SR: One thing is monitoring oneself, monitoring oneself with the lab tests that the doctor prescribes. And tracking the course of illness. The problem with COVID is also the infodemic. People do not understand the particular physiology of a disease process so well because it's complex, it takes years of training. What has happened with COVID is that there is certain information [about it] which makes them panic because they cannot analyse and contextualise it. We used to call it the third-year syndrome in our medical school. We started reading about clinical conditions the first time when we were third-year medical students. And we used to feel that we have all the diseases described. That's what's happening to a lot of people. So, 90% of cases, as Gunjan said, will not worsen. [Upto] 8- 10% will get hospitalised and the patterns of the disease process is different in different people. That's why tracking the disease in each individual with the help of the doctor is important and for most people, it will improve on its own with some nutrition, fluids and some supplements, vitamins etc. And for others, if you track it, well, [there could be] early hospitalisation in that subset. But just because some test number is high [it] is not an indication to be admitted. As Gunjan said, your oxygen levels, if they start dipping, you get breathless and you have a persistent cough and high-grade fever, yes, you have to track it with your doctor--do you need hospitalisation or not. [But] 90% will not require [it].
Dr Ray, you are in Delhi where there clearly seems to be a huge strain in the system. Would these general rules apply there too?SR: So, the general rules apply, but what is happening now is that the numbers are overwhelming. If there were 10,000 cases, then if you say 10% get hospitalised, only 1,000 per day would get hospitalised. Now with 25,000-30,000 [cases a day], 2500 a day [get hospitalised]. And those who get admitted stay an average length of about seven days. So the system has got choked and blocked. Patients who go into the ICU don't move out for almost three weeks. So, at every level, the system is blocked and choked.
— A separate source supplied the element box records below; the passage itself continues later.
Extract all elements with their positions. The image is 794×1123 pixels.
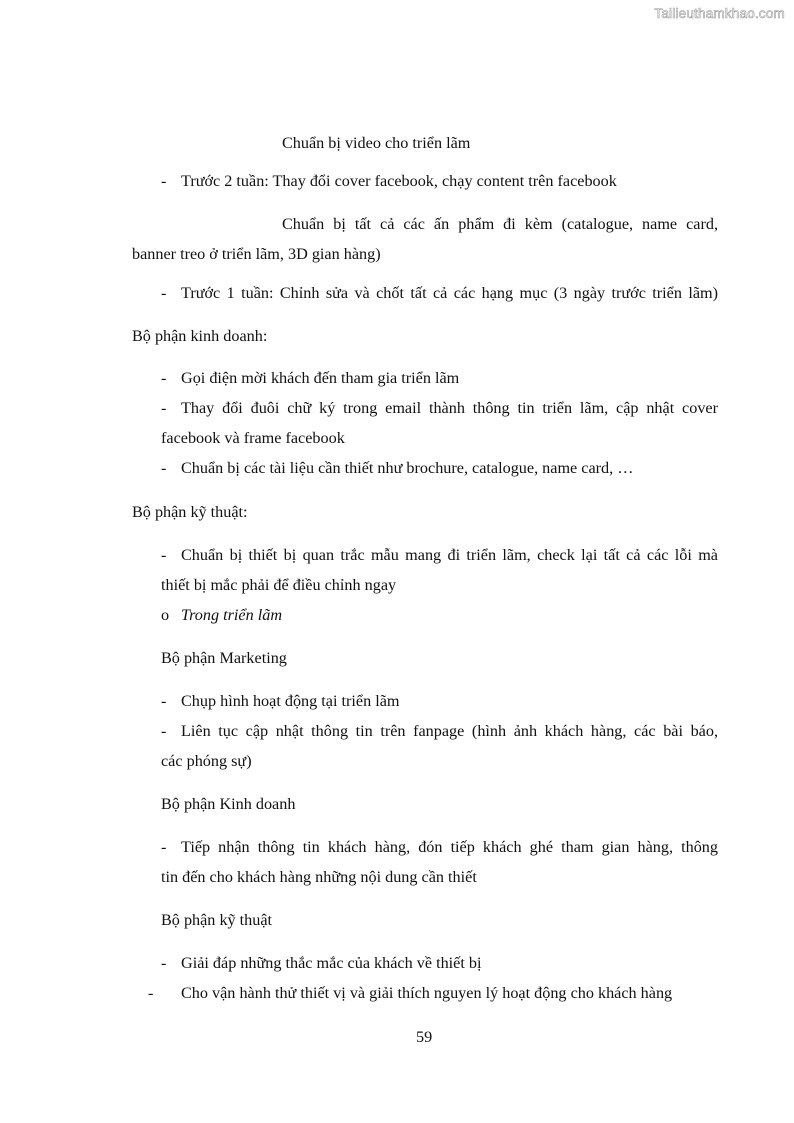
section-heading: Bộ phận kỹ thuật	[161, 911, 273, 929]
text-line: Chuẩn bị tất cả các ấn phẩm đi kèm (catalogue, name card,	[282, 215, 718, 233]
subheading-italic: Trong triển lãm	[181, 606, 283, 624]
list-item: Giải đáp những thắc mắc của khách về thiết bị	[181, 954, 482, 972]
list-item: Trước 2 tuần: Thay đổi cover facebook, chạy content trên facebook	[181, 172, 617, 190]
circle-bullet: o	[161, 606, 170, 624]
list-item: Gọi điện mời khách đến tham gia triển lãm	[181, 369, 460, 387]
list-item: Thay đổi đuôi chữ ký trong email thành thông tin triển lãm, cập nhật cover	[181, 399, 718, 417]
text-line: Chuẩn bị video cho triển lãm	[282, 134, 471, 152]
list-item: Chuẩn bị thiết bị quan trắc mẫu mang đi triển lãm, check lại tất cả các lỗi mà	[181, 546, 718, 564]
list-item: Cho vận hành thử thiết vị và giải thích nguyen lý hoạt động cho khách hàng	[181, 984, 673, 1002]
list-item: Chuẩn bị các tài liệu cần thiết như brochure, catalogue, name card, …	[181, 459, 634, 477]
bullet-dash: -	[161, 284, 167, 302]
bullet-dash: -	[161, 369, 167, 387]
bullet-dash: -	[161, 954, 167, 972]
section-heading: Bộ phận Kinh doanh	[161, 795, 296, 813]
list-item: Chụp hình hoạt động tại triển lãm	[181, 692, 400, 710]
bullet-dash: -	[161, 399, 167, 417]
list-item-continuation: thiết bị mắc phải để điều chỉnh ngay	[161, 576, 397, 594]
section-heading: Bộ phận kỹ thuật:	[132, 503, 248, 521]
list-item-continuation: facebook và frame facebook	[161, 429, 345, 447]
section-heading: Bộ phận Marketing	[161, 649, 287, 667]
bullet-dash: -	[161, 692, 167, 710]
list-item: Tiếp nhận thông tin khách hàng, đón tiếp khách ghé tham gian hàng, thông	[181, 838, 718, 856]
watermark: Tailieuthamkhao.com	[654, 6, 785, 21]
bullet-dash: -	[161, 459, 167, 477]
list-item-continuation: các phóng sự)	[161, 752, 252, 770]
page-number: 59	[416, 1028, 433, 1046]
section-heading: Bộ phận kinh doanh:	[132, 327, 268, 345]
bullet-dash: -	[161, 172, 167, 190]
list-item: Trước 1 tuần: Chỉnh sửa và chốt tất cả các hạng mục (3 ngày trước triển lãm)	[181, 284, 718, 302]
bullet-dash: -	[161, 546, 167, 564]
text-line: banner treo ở triển lãm, 3D gian hàng)	[132, 245, 381, 263]
bullet-dash: -	[148, 984, 154, 1002]
bullet-dash: -	[161, 838, 167, 856]
list-item: Liên tục cập nhật thông tin trên fanpage (hình ảnh khách hàng, các bài báo,	[181, 722, 718, 740]
list-item-continuation: tin đến cho khách hàng những nội dung cần thiết	[161, 868, 477, 886]
bullet-dash: -	[161, 722, 167, 740]
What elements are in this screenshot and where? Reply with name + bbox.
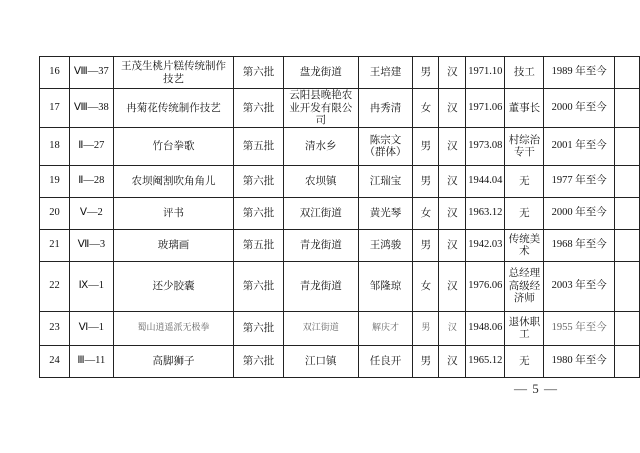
batch: 第六批	[234, 197, 284, 229]
project-code: Ⅲ—11	[69, 345, 113, 377]
inheritor-name: 王培建	[358, 57, 413, 89]
inheritor-name: 王鸿骏	[358, 229, 413, 261]
ethnicity: 汉	[439, 127, 466, 165]
project-code: Ⅱ—28	[69, 165, 113, 197]
project-name: 冉菊花传统制作技艺	[113, 89, 233, 128]
birth-date: 1944.04	[466, 165, 505, 197]
project-name: 高脚狮子	[113, 345, 233, 377]
row-number: 17	[40, 89, 70, 128]
remarks-cell	[615, 229, 640, 261]
ethnicity: 汉	[439, 261, 466, 311]
remarks-cell	[615, 261, 640, 311]
area: 江口镇	[283, 345, 358, 377]
birth-date: 1971.10	[466, 57, 505, 89]
table-row	[40, 165, 640, 197]
practice-period: 2000 年至今	[544, 89, 615, 128]
project-code: Ⅶ—3	[69, 229, 113, 261]
occupation: 技工	[505, 57, 544, 89]
practice-period: 2000 年至今	[544, 197, 615, 229]
batch: 第六批	[234, 89, 284, 128]
ethnicity: 汉	[439, 345, 466, 377]
inheritor-name: 冉秀清	[358, 89, 413, 128]
inheritor-name: 邹隆琼	[358, 261, 413, 311]
area: 青龙街道	[283, 229, 358, 261]
row-number: 18	[40, 127, 70, 165]
table-row	[40, 311, 640, 345]
project-name: 还少胶囊	[113, 261, 233, 311]
inheritor-name: 陈宗文（群体）	[358, 127, 413, 165]
practice-period: 1968 年至今	[544, 229, 615, 261]
occupation: 总经理高级经济师	[505, 261, 544, 311]
gender: 女	[413, 89, 439, 128]
practice-period: 1980 年至今	[544, 345, 615, 377]
batch: 第六批	[234, 57, 284, 89]
batch: 第五批	[234, 229, 284, 261]
remarks-cell	[615, 57, 640, 89]
inheritor-name: 解庆才	[358, 311, 413, 345]
birth-date: 1973.08	[466, 127, 505, 165]
ethnicity: 汉	[439, 311, 466, 345]
project-code: Ⅷ—38	[69, 89, 113, 128]
row-number: 19	[40, 165, 70, 197]
ethnicity: 汉	[439, 89, 466, 128]
project-name: 竹台拳歌	[113, 127, 233, 165]
area: 清水乡	[283, 127, 358, 165]
birth-date: 1948.06	[466, 311, 505, 345]
table-row	[40, 57, 640, 89]
remarks-cell	[615, 311, 640, 345]
project-code: Ⅷ—37	[69, 57, 113, 89]
table-row	[40, 197, 640, 229]
birth-date: 1965.12	[466, 345, 505, 377]
ethnicity: 汉	[439, 229, 466, 261]
project-code: Ⅱ—27	[69, 127, 113, 165]
gender: 女	[413, 197, 439, 229]
ethnicity: 汉	[439, 165, 466, 197]
ethnicity: 汉	[439, 57, 466, 89]
inheritor-table	[39, 56, 640, 378]
practice-period: 1977 年至今	[544, 165, 615, 197]
batch: 第五批	[234, 127, 284, 165]
gender: 男	[413, 229, 439, 261]
table-row	[40, 261, 640, 311]
row-number: 22	[40, 261, 70, 311]
birth-date: 1976.06	[466, 261, 505, 311]
occupation: 村综治专干	[505, 127, 544, 165]
project-code: Ⅵ—1	[69, 311, 113, 345]
batch: 第六批	[234, 261, 284, 311]
remarks-cell	[615, 345, 640, 377]
area: 盘龙街道	[283, 57, 358, 89]
area: 云阳县晚艳农业开发有限公司	[283, 89, 358, 128]
area: 青龙街道	[283, 261, 358, 311]
gender: 女	[413, 261, 439, 311]
birth-date: 1942.03	[466, 229, 505, 261]
table-row	[40, 229, 640, 261]
inheritor-name: 江瑞宝	[358, 165, 413, 197]
gender: 男	[413, 165, 439, 197]
batch: 第六批	[234, 165, 284, 197]
row-number: 21	[40, 229, 70, 261]
practice-period: 2003 年至今	[544, 261, 615, 311]
row-number: 24	[40, 345, 70, 377]
page-number: — 5 —	[514, 381, 558, 396]
area: 农坝镇	[283, 165, 358, 197]
inheritor-name: 黄光琴	[358, 197, 413, 229]
table-row	[40, 127, 640, 165]
occupation: 传统美术	[505, 229, 544, 261]
gender: 男	[413, 345, 439, 377]
project-code: Ⅸ—1	[69, 261, 113, 311]
birth-date: 1963.12	[466, 197, 505, 229]
project-name: 王茂生桃片糕传统制作技艺	[113, 57, 233, 89]
occupation: 董事长	[505, 89, 544, 128]
remarks-cell	[615, 197, 640, 229]
gender: 男	[413, 311, 439, 345]
row-number: 20	[40, 197, 70, 229]
occupation: 无	[505, 165, 544, 197]
ethnicity: 汉	[439, 197, 466, 229]
table-row	[40, 89, 640, 128]
birth-date: 1971.06	[466, 89, 505, 128]
practice-period: 1955 年至今	[544, 311, 615, 345]
project-name: 玻璃画	[113, 229, 233, 261]
practice-period: 1989 年至今	[544, 57, 615, 89]
project-name: 评书	[113, 197, 233, 229]
remarks-cell	[615, 165, 640, 197]
occupation: 无	[505, 345, 544, 377]
project-name: 蜀山逍遥派无极拳	[113, 311, 233, 345]
project-name: 农坝阉割吹角角儿	[113, 165, 233, 197]
table-row	[40, 345, 640, 377]
gender: 男	[413, 57, 439, 89]
project-code: Ⅴ—2	[69, 197, 113, 229]
gender: 男	[413, 127, 439, 165]
row-number: 23	[40, 311, 70, 345]
batch: 第六批	[234, 345, 284, 377]
remarks-cell	[615, 127, 640, 165]
occupation: 无	[505, 197, 544, 229]
area: 双江街道	[283, 197, 358, 229]
area: 双江街道	[283, 311, 358, 345]
practice-period: 2001 年至今	[544, 127, 615, 165]
remarks-cell	[615, 89, 640, 128]
row-number: 16	[40, 57, 70, 89]
batch: 第六批	[234, 311, 284, 345]
inheritor-name: 任良开	[358, 345, 413, 377]
occupation: 退休职工	[505, 311, 544, 345]
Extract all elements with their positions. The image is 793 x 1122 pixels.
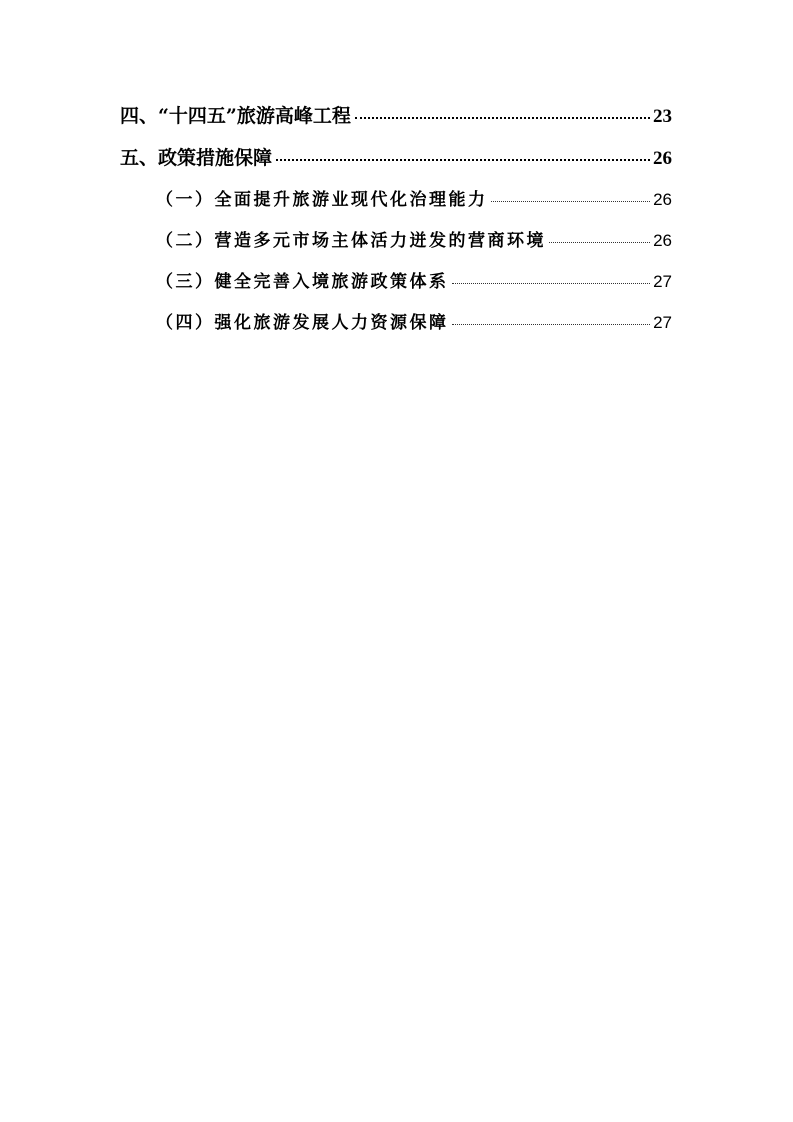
toc-entry-section-5[interactable]	[120, 143, 672, 169]
dot-leader	[549, 242, 650, 243]
toc-entry-title: （三）健全完善入境旅游政策体系	[156, 272, 449, 292]
toc-entry-title: （四）强化旅游发展人力资源保障	[156, 313, 449, 333]
toc-entry-page-number: 26	[653, 190, 672, 209]
dot-leader	[355, 117, 650, 119]
toc-entry-subsection-4[interactable]	[120, 308, 672, 333]
toc-entry-title: 四、“十四五”旅游高峰工程	[120, 105, 351, 127]
toc-entry-subsection-2[interactable]	[120, 226, 672, 251]
toc-entry-section-4[interactable]	[120, 101, 672, 127]
toc-entry-title: （二）营造多元市场主体活力迸发的营商环境	[156, 231, 546, 251]
table-of-contents	[120, 101, 672, 349]
toc-entry-page-number: 27	[653, 313, 672, 332]
toc-entry-title: 五、政策措施保障	[120, 147, 273, 169]
toc-entry-subsection-3[interactable]	[120, 267, 672, 292]
toc-entry-subsection-1[interactable]	[120, 185, 672, 210]
dot-leader	[491, 201, 651, 202]
dot-leader	[452, 324, 651, 325]
toc-entry-page-number: 27	[653, 272, 672, 291]
dot-leader	[276, 159, 650, 161]
toc-entry-title: （一）全面提升旅游业现代化治理能力	[156, 190, 488, 210]
toc-entry-page-number: 26	[653, 148, 672, 169]
dot-leader	[452, 283, 651, 284]
toc-entry-page-number: 26	[653, 231, 672, 250]
toc-entry-page-number: 23	[653, 106, 672, 127]
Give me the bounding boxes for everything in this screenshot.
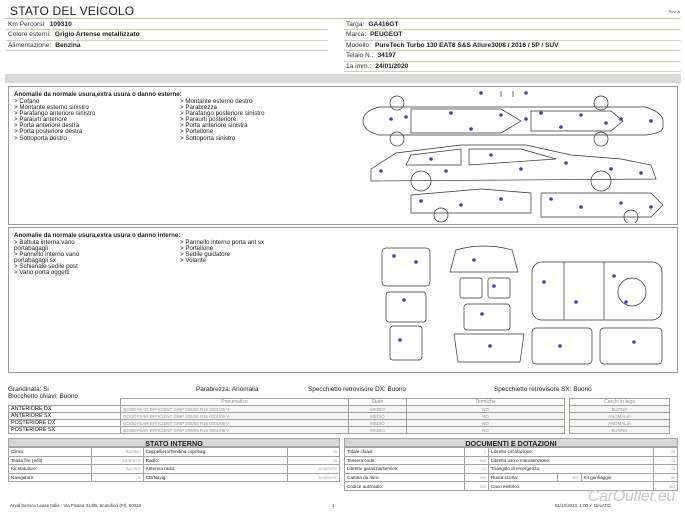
- damage-marker: [558, 344, 562, 348]
- footer-company: Arval Service Lease Italia - Via Pisana 314/B, Scandicci (FI), 50018: [10, 503, 141, 508]
- parabrezza-status: Parabrezza: Anomalia: [196, 386, 259, 393]
- list-item: > Parafango anteriore sinistro: [14, 110, 96, 118]
- exterior-damage-box: [8, 86, 678, 225]
- list-item: > Battuta interna vano: [14, 239, 75, 246]
- list-item: > Schienale sedile post: [14, 263, 78, 271]
- page-title: STATO DEL VEICOLO: [10, 4, 135, 18]
- damage-marker: [539, 111, 543, 115]
- damage-marker: [459, 203, 463, 207]
- damage-marker: [619, 117, 623, 121]
- table-row: Tessa fire (edit): ASSENTE Radio: SI: [9, 456, 340, 465]
- documenti-section: [344, 438, 678, 491]
- interior-damage-box: [8, 227, 678, 373]
- termiche-header: Termiche: [407, 399, 565, 406]
- damage-marker: [389, 117, 393, 121]
- damage-marker: [492, 284, 496, 288]
- damage-marker: [579, 113, 583, 117]
- stato-interno-table: [8, 447, 340, 482]
- exterior-title: Anomalie da normale usura,extra usura o danno esterne:: [14, 91, 182, 98]
- list-item: > Sottoporta destro: [14, 134, 67, 142]
- damage-marker: [419, 199, 423, 203]
- table-row: Cartina da ritiro: NO Ruota scorta: NO Kit gonfiaggio: SI: [345, 473, 678, 482]
- documenti-title: DOCUMENTI E DOTAZIONI: [344, 438, 678, 447]
- damage-marker: [612, 274, 616, 278]
- damage-marker: [542, 280, 546, 284]
- list-item: > Montante esterno sinistro: [14, 104, 89, 112]
- damage-marker: [624, 300, 628, 304]
- table-row: POSTERIORE DX GOODYEAR EFFICIENT GRIP 205/55 R16 0001/06 V MEDIO NO ANOMALIA: [9, 420, 670, 427]
- specchietto-dx-status: Specchietto retrovisore DX: Buono: [308, 386, 407, 393]
- vehicle-info-right: [344, 20, 681, 72]
- damage-marker: [619, 201, 623, 205]
- info-row-alimentazione: Alimentazione: Benzina: [6, 41, 328, 51]
- list-item: > Porta posteriore destra: [14, 128, 83, 136]
- tyres-header-row: [9, 399, 670, 406]
- damage-marker: [574, 300, 578, 304]
- cerchi-header: Cerchi in lega: [570, 399, 670, 406]
- list-item: > Portellone: [180, 245, 214, 253]
- damage-marker: [402, 298, 406, 302]
- list-item: > Parabrezza: [180, 104, 217, 112]
- damage-marker: [379, 169, 383, 173]
- damage-marker: [579, 205, 583, 209]
- page-number: 1: [332, 503, 335, 508]
- interior-title: Anomalie da normale usura,extra usura o danno interne:: [14, 232, 181, 239]
- list-item: portabagagli sx: [14, 257, 56, 265]
- specchietto-sx-status: Specchietto retrovisore SX: Buono: [494, 386, 592, 393]
- info-row-telaio: Telaio N.: 34197: [344, 51, 681, 61]
- table-row: Codice autoradio: NO Cavo elettrico: NO: [345, 482, 678, 491]
- info-row-colore: Colore esterni: Grigio Artense metallizzato: [6, 30, 328, 40]
- damage-marker: [499, 113, 503, 117]
- list-item: > Paraurti posteriore: [180, 116, 237, 124]
- damage-marker: [398, 338, 402, 342]
- list-item: portabagagli: [14, 245, 49, 253]
- stato-header: Stato: [349, 399, 407, 406]
- section-band: [5, 74, 681, 83]
- damage-marker: [472, 258, 476, 262]
- info-row-marca: Marca: PEUGEOT: [344, 30, 681, 40]
- header-rule: [5, 18, 681, 19]
- damage-marker: [479, 91, 483, 95]
- damage-marker: [489, 153, 493, 157]
- list-item: > Cofano: [14, 98, 40, 105]
- damage-marker: [469, 127, 473, 131]
- damage-marker: [564, 161, 568, 165]
- table-row: Clima: BUONO Cappelliera/Tendina copribag: SI: [9, 448, 340, 457]
- revision-label: Rev. A: [668, 9, 680, 14]
- list-item: > Porta anteriore destra: [14, 122, 80, 130]
- interior-list-col1: [14, 240, 79, 277]
- table-row: Navigatore: SI CD/Navig.: ASSENTE: [9, 473, 340, 482]
- damage-marker: [559, 125, 563, 129]
- tyre-header: Pneumatico: [121, 399, 349, 406]
- interior-car-diagram: [364, 242, 674, 370]
- damage-marker: [549, 197, 553, 201]
- damage-marker: [632, 340, 636, 344]
- damage-marker: [444, 169, 448, 173]
- damage-marker: [519, 167, 523, 171]
- list-item: > Paraurti anteriore: [14, 116, 68, 124]
- damage-marker: [488, 344, 492, 348]
- damage-marker: [392, 254, 396, 258]
- info-row-km: Km Percorsi: 109310: [6, 20, 328, 30]
- info-row-targa: Targa: GA416GT: [344, 20, 681, 30]
- page-header: [10, 4, 680, 18]
- watermark-logo: CarOutlet.eu: [587, 488, 675, 505]
- page-footer: [10, 503, 611, 508]
- list-item: > Sedile guidatore: [180, 251, 231, 259]
- list-item: > Volante: [180, 257, 206, 265]
- damage-marker: [524, 117, 528, 121]
- vehicle-info-left: [6, 20, 328, 51]
- damage-marker: [609, 167, 613, 171]
- table-row: ANTERIORE SX GOODYEAR EFFICIENT GRIP 205/55 R16 0001/06 V MEDIO NO ANOMALIA: [9, 413, 670, 420]
- damage-marker: [499, 197, 503, 201]
- exterior-list-col2: [180, 99, 264, 142]
- damage-marker: [480, 312, 484, 316]
- table-row: Kit statuisce: BUONO Antenna radio: ASSENTE: [9, 465, 340, 474]
- tyres-table: [8, 398, 670, 434]
- list-item: > Pannello interno vano: [14, 251, 80, 259]
- documenti-table: [344, 447, 678, 491]
- footer-date: 01/12/2023, 1:00 ✓ DevATO: [555, 503, 611, 508]
- damage-marker: [639, 171, 643, 175]
- info-row-modello: Modello: PureTech Turbo 130 EAT8 S&S Allure3008 / 2016 / 5P / SUV: [344, 41, 681, 51]
- table-row: ANTERIORE DX GOODYEAR EFFICIENT GRIP 205/55 R16 0001/06 V MEDIO NO BUONO: [9, 406, 670, 413]
- exterior-car-diagram: [351, 89, 676, 223]
- list-item: > Montante esterno destro: [180, 98, 253, 105]
- damage-marker: [524, 91, 528, 95]
- table-row: Libretto garanzia/service: SI Triangolo di emergenza: SI: [345, 465, 678, 474]
- table-row: POSTERIORE SX GOODYEAR EFFICIENT GRIP 205/55 R16 0001/06 V MEDIO NO BUONO: [9, 427, 670, 434]
- stato-interno-title: STATO INTERNO: [8, 438, 340, 447]
- stato-interno-section: [8, 438, 340, 482]
- list-item: > Vano porta oggetti: [14, 269, 70, 277]
- damage-marker: [649, 119, 653, 123]
- damage-marker: [604, 121, 608, 125]
- damage-marker: [429, 157, 433, 161]
- interior-list-col2: [180, 240, 264, 264]
- table-row: Tessera code: NO Libretto uso e manutenzione: SI: [345, 456, 678, 465]
- list-item: > Sottoporta sinistro: [180, 134, 236, 142]
- exterior-list-col1: [14, 99, 95, 142]
- damage-marker: [404, 115, 408, 119]
- damage-marker: [449, 111, 453, 115]
- table-row: Totale chiavi: 2 Libretto circolazione: SI: [345, 448, 678, 457]
- list-item: > Parafango posteriore sinistro: [180, 110, 265, 118]
- list-item: > Portellone: [180, 128, 214, 136]
- list-item: > Porta anteriore sinistra: [180, 122, 248, 130]
- blocchetto-status: Blocchetto chiavi: Buono: [8, 393, 78, 400]
- damage-marker: [649, 205, 653, 209]
- damage-marker: [414, 260, 418, 264]
- list-item: > Pannello interno porta ant sx: [180, 239, 265, 246]
- info-row-imm: 1a imm.: 24/01/2020: [344, 62, 681, 72]
- grandinata-status: Grandinata: Si: [8, 386, 49, 393]
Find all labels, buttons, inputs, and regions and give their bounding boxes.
That is why the panic of not getting beds and the only way to reduce that is logistical improvement, surge capacity build-up, increasing the number of hospital beds. Actually, to tell you honestly, there are not enough hospital beds. What we have to do is look at it as a disaster at this point. One end is to say, do not panic, but yes, people will panic in this condition when beds are not available. How do you improve that? As a government they have to build like in an earthquake--you bring in prefabricated hospitals with staff, machines, ventilators and start. And also, reduce the numbers at the backend with lockdowns, etc. So only will this level of panic reduce. And then better sense will prevail among doctors and patients. Even doctors are panicking, they don't want their patients to end up in hospitals searching for a hospital bed. If they ended in hospitals, it is okay, but they are searching for hospital beds and dying outside hospitals or in casualties because there are no beds available. That adds to the panic. So, it is very easy for somebody to say that we should not panic but it is understandable that is happening. The only way to stop it is to stop the surge on one hand and build surge capacity [on the other].